Tomorrow I will realize who I am. Today I will drink coffee and sit in the sun by the canal where the trees make that beautiful shape I can't describe. Where houses do not stand smoking and black after being shelled. where one day I will grow vegetables and flowers and show my children how vegetables and flowers can be made to grow. My children of technology and velocity. My hypersonic children who will be beyond my understanding and my influence. My children of the dragon, the great exultant predator on fire with the glory of the sun.

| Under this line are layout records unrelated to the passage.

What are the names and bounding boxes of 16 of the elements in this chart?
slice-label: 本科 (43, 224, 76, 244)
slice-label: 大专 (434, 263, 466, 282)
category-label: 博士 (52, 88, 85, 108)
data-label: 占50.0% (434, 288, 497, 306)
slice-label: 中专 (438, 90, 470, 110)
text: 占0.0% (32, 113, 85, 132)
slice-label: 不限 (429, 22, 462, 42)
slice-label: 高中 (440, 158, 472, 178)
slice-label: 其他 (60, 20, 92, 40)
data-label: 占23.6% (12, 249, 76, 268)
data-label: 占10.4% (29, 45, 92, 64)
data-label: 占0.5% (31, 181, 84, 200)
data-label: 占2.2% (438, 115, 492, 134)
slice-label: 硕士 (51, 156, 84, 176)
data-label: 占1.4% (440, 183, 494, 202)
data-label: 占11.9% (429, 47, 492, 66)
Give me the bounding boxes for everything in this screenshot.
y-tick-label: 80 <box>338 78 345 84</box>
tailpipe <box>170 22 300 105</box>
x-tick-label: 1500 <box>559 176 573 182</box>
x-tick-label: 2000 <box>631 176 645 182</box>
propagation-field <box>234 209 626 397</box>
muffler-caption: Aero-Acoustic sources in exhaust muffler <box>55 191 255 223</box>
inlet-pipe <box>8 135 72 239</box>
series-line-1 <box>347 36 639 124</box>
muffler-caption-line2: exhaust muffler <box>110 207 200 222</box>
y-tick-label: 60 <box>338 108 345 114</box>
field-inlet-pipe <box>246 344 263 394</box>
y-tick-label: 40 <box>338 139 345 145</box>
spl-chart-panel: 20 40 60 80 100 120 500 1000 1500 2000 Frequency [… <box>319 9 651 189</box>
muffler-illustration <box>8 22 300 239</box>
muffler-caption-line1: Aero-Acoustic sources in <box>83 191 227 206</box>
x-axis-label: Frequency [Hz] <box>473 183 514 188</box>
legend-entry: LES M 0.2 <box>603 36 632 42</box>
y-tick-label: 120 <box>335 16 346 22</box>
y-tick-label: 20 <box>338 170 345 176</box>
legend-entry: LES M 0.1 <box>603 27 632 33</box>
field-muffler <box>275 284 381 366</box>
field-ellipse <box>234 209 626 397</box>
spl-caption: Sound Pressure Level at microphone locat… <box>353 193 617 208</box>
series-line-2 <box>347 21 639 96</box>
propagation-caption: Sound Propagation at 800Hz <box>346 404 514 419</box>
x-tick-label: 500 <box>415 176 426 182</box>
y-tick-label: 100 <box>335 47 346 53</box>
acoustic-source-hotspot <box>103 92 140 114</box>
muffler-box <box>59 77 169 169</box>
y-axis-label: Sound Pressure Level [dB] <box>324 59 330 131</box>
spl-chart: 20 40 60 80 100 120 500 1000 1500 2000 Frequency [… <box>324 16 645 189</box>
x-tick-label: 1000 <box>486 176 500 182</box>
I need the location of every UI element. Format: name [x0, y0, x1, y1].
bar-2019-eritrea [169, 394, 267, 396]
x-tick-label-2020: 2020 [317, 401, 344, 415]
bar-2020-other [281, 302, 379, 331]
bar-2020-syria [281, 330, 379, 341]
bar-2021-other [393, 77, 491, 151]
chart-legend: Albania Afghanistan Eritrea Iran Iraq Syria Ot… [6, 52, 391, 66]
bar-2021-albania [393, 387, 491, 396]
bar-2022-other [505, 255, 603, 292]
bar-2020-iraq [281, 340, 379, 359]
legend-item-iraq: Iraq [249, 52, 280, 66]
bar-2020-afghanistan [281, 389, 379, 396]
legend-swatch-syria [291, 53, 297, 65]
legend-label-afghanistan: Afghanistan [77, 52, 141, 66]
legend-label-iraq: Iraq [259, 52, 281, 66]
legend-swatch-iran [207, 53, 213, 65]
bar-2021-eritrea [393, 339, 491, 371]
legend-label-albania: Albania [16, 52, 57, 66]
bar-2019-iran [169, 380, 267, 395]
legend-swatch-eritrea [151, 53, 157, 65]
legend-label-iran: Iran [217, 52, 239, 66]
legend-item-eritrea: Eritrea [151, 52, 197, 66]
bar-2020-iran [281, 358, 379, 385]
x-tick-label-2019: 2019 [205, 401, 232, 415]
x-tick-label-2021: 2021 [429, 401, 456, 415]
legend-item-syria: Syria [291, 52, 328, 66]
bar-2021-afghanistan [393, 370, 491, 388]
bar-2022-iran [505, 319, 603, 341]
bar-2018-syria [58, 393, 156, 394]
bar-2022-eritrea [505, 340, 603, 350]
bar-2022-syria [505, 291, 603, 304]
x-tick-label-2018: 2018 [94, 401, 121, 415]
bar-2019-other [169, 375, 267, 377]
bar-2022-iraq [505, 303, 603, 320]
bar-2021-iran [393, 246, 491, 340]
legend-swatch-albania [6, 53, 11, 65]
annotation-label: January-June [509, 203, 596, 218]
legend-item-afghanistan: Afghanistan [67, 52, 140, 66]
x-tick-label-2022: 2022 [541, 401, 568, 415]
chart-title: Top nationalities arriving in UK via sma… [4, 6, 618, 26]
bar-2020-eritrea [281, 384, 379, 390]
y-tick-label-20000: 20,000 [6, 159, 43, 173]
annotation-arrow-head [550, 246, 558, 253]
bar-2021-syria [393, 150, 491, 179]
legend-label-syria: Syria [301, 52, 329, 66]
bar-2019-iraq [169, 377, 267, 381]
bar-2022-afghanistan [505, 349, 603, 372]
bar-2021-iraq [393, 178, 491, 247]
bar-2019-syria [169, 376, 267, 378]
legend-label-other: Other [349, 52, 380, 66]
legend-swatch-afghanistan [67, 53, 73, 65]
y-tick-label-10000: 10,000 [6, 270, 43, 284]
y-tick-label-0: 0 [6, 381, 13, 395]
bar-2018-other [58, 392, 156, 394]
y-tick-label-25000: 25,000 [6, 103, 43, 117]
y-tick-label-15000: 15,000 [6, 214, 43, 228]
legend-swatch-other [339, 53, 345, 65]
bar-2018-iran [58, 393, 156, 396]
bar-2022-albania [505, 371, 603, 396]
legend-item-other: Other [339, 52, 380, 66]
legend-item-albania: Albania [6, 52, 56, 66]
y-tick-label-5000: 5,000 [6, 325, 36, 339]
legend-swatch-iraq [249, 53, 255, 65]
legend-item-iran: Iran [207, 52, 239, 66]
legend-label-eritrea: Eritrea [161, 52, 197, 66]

That which I thought defined me has been broken to pieces and shuffled around into a different pattern. The hands of Diti, impotent and delicate beside a Yoga mat and a cheap stereo. Buddha hidden behind white blinds. Shiva forgotten in the entryway to a dead stone balcony overlooking a dead tidal river. With the gunboats and the seagulls what drifts upstream is a ghost of desolation and loss. underneath the streets rivers run free and blind in the sewers that once flowed overland past Viking settlements and rubbish pits. running so fast away from old ideas of ourselves. the sad old Irish songs, the unfashionable poor clothes and the long nights with wind rattling the beaten windowframes and the smell of seawater in the rain rolling, rolling in from the ocean. Sad songs that left us happy. Having nothing, we faced the dragon with only the gift of ourselves. we faced the future and turned our backs on the past's unfolding. on the pain and the loss and the love. the villages built and starved and abandoned and overgrown and recovered and rebuilt and sold and demolished and forgotten. the old woods hewn down and replanted. old cottages reoccupied and filled with flatscreen TVs and double glazed windows and brushed steel furnishings and new people, beautiful people, complex and hopeful people who see the same valley that one day we saw in despair and simplicity. smoke from new chimneys and satellite dishes beside old connemara slate and birds nests. and in the dragon's city, a labyrinth of apartments full of strangers. we have no rules and do not share our dreams. we have no religion except for the subliminal chanting of the machine dragon. we justify ourselves to no one. we continue to grow, like crystals in saturation. we bring into being voices from the future, as we were brought into being by voices fading into the past.

If you do not speak through me, Lord, I have no voice. If you do not move me, I must remain still. If you do not see me, I am hidden. If you do not inhabit my world, it is a doll's house inhabited by phantoms. I have nothing that is not full of you and no future that does not spill from your mind into my soul.

I am breathless steam lifting light.
I am the light on the outside,
travelling unknown distances to the eye.
I am the light on the inside,
where the eye sparks thoughts of light.
I am the eye and the interface,
the fog of the bright room, union-bringer.
Where I am there is light.

Silent crowded night bedroom full of objects in their space. Lost in the labyrinth of the present. Lost in the distracted mind. Reality accelerates while I remain behind in the slow-drifting illuminations. streetlamps moving upriver with incoming tide. warships glowing under windows of featureless apartment blocks.

I sit hunched over a writing pad, crosslegged, breath almost held, eyes stinging, desperately fighting daybreak. the reality of daylight, the ticking clock of my own life. the requirements of the dead city, animated by a clockwork of wraiths and golems under a necromancer's spell. I need hope for myself and my child. now that I'm here, why can't I be awake, why can't I be happy in the everyday strangeness?

cars roll over metal bridges. cranes whirr on sleepless construction sites. air conditioning hum that never silences. fans and sewers and generators. boat engines, taxi engines, pacing footsteps and soft crying from neighbouring apartments. I want to be where no one can find me. in a forest, in a cave, in an island cove. surreal fish nibbling at my toes, sunlit leaves of kind ancient trees. my family and I in another, older world, alone and free.